How Does the Pupil Work?
When lighting is intense, the iris responds by contracting (flexing)—making the pupil smaller and thereby allowing less light into the eye. When lighting is dim, the iris responds by dilating (relaxing)—making the pupil larger for situations in which more light is needed to see. This is called the pupillary light reflex [1]. The autonomic nervous system—the part of the nervous system responsible for unconscious and involuntary processes, which are processes that we cannot consciously control, like heartbeat and digestion—is also responsible for the pupillary light reflex. Pupillary responses, then, can partly be understood as involuntary or unconscious physical responses to lighting conditions, but this is actually just the tip of the iceberg! (see Figure 2).

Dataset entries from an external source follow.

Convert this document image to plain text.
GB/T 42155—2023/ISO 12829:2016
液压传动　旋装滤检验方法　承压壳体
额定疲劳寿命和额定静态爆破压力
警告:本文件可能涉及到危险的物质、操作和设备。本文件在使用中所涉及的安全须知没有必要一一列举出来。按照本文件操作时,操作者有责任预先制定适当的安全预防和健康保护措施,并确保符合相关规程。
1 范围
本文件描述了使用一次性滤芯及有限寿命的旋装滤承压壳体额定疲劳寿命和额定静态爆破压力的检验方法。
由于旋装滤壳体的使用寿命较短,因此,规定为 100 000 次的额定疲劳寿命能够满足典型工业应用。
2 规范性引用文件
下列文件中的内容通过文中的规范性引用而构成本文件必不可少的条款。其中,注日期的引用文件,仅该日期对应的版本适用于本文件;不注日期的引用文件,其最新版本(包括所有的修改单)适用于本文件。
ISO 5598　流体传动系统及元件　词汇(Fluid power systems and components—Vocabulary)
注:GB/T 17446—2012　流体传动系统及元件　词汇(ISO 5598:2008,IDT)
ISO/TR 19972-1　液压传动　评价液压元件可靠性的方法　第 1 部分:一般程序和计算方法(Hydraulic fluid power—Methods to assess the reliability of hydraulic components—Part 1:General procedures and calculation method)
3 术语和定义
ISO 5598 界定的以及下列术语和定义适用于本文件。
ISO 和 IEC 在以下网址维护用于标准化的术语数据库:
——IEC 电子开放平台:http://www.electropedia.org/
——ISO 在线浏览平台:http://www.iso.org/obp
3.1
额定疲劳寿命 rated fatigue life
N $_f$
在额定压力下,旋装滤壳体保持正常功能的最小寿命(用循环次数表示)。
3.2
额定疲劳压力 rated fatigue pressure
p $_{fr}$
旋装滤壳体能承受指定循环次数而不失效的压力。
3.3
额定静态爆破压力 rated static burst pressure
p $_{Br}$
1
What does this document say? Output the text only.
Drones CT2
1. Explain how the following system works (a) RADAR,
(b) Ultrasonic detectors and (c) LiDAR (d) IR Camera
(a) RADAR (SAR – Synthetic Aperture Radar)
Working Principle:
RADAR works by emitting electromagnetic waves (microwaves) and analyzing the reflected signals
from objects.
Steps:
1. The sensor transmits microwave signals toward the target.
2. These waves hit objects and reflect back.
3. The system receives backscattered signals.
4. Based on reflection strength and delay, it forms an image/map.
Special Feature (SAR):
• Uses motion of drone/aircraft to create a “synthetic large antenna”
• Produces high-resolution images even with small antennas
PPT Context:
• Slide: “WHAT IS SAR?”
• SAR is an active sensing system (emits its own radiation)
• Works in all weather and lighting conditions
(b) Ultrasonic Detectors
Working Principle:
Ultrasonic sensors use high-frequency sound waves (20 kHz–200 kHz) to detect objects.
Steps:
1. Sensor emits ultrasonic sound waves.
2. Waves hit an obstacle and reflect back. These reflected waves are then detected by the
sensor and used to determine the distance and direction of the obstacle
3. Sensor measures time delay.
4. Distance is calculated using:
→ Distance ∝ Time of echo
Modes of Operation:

The pupillary response as described above is a bottom-up process. We can think of bottom-up processing as processing information (that is, light, sound, pressure, heat, or chemicals) from the body “up” to the brain. In bottom-up processing, information enters the body by way of the sensory organs (eyes, ears, skin, mouth, nose): “the bottom.” Information is then taken up to and processed in the brain, “the top,” to create an interpretation (that is, a perception) of the information, a memory of it, or other higher-level thinking. Pupillary responses to light are considered bottom-up processing because they result from the external stimulus (a certain intensity of light entering the eye) being processed in the brain and then perceived (the intensity of the light is perceived as brightness). From there, the brain sends signals back to the iris, causing it to contract or dilate, depending on the brightness of the light [2]. It seems to make sense, then, that the pupil should only respond to lighting conditions because controlling the amount of light seems to be the pupil’s primary purpose. Surprisingly, this is not entirely true. By studying pupillary responses, we now know that pupils can tell us about much more complex activity that is going on in the brain.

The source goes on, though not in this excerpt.